There is no species of bird that has a respiratory system that in some ways functions like a bird's and in other ways functions like a reptile's. Nor is there a species of reptile whose respiratory system functions somewhat like a bird's. Nor, indeed, could there be. Just as a street cannot be both one-way and two-way at the same time, so also a lung cannot be both like a bird and like a reptile. There is no way that an intermediate form of lung could function. Moreover, speaking in evolutionary terms, there is no reason for such an intermediary form to develop - even if it could work. Why would natural selection cause a reptile to begin to form a different kind of respiratory system, when the system it already has is perfectly suited for it? There is no reason for such a change to take place.

We are left with the following facts: There is no physical evidence that the respiratory system of birds evolved from that of reptiles. There is no creature anywhere that has a lung that is part avian and part reptilian. In keeping with this lack of evidence, we have great difficulty imagining how such a lung could possibly work, anyway, and therefore we would not expect to find one. Besides all of that, we also have tremendous difficulty imagining why a reptile, which already has a perfectly designed lung, would ever begin to develop a completely different kind of lung in the first place. Finally, when we consider how important it is that an animal's lungs function properly and efficiently (it would die immediately otherwise), it becomes impossible to conceive of how on earth the bird's lung evolved from that of another vertebrate. We cannot even imagine one intermediate form of lung that would function, never mind an entire series of them! However, in order for the General Theory of Evolution to be true, this impossible transition would have to have taken place.

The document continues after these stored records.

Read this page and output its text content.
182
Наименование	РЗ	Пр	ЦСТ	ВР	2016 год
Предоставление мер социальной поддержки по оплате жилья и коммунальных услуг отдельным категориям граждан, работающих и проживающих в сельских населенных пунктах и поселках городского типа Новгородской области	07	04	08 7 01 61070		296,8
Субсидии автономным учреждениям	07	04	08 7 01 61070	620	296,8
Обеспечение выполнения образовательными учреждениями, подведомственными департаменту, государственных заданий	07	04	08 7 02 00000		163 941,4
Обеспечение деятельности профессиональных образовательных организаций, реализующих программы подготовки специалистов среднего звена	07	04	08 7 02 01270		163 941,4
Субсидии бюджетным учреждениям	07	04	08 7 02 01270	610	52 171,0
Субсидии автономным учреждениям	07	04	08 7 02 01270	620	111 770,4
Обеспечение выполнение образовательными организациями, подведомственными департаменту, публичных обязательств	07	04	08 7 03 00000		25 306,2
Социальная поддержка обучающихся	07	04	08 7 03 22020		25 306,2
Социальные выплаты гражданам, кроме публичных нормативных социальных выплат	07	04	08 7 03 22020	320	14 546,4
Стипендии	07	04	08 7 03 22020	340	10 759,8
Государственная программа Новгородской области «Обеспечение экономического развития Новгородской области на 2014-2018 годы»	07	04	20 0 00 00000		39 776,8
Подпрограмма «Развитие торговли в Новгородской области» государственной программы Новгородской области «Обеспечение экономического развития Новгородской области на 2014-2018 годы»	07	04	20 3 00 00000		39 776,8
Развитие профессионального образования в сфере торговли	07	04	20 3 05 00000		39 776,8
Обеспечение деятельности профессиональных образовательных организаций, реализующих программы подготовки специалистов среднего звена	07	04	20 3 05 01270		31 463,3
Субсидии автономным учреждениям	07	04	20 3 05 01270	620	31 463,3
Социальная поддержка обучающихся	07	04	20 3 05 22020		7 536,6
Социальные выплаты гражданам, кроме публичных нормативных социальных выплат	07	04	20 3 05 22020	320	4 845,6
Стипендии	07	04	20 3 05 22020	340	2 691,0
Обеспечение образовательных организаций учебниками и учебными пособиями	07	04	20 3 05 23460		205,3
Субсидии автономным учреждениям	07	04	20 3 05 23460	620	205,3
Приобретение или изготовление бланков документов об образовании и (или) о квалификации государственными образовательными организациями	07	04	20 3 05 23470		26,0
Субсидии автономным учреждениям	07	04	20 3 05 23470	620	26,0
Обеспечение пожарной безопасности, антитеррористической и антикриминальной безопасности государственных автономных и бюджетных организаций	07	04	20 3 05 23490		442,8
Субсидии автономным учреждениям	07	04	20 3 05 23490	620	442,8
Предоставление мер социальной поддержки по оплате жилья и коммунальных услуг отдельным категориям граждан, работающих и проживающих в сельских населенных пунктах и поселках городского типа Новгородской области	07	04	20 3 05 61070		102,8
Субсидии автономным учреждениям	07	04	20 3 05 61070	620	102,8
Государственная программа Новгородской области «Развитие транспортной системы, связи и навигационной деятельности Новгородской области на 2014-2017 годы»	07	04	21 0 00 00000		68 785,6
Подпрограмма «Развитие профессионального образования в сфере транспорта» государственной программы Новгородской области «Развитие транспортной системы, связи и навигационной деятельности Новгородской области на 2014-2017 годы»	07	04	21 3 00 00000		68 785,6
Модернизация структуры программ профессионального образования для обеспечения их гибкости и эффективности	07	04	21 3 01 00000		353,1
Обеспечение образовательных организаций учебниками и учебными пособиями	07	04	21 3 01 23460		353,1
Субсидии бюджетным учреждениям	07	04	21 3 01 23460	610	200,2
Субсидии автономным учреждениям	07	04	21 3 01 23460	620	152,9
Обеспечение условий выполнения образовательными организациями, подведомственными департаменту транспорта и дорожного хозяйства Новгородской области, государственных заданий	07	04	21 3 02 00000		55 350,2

As noted above, there are other aspects of the biology of birds that are unique among vertebrates. The avian heart and digestive system are also unique, as well as a number of lesser systems. We must ask: when the strongest piece of "evidence" available is the fossilized remains of two turkey-sized animals with feathers and stubby arms, why on earth would anyone conclude that birds evolved from reptiles? The answer is, that the only viable option to the General Theory of Evolution is the account given in the first chapter of Genesis. There are too many people - evolutionary scientists among them - who are not willing to accept this account, or to submit to its implications.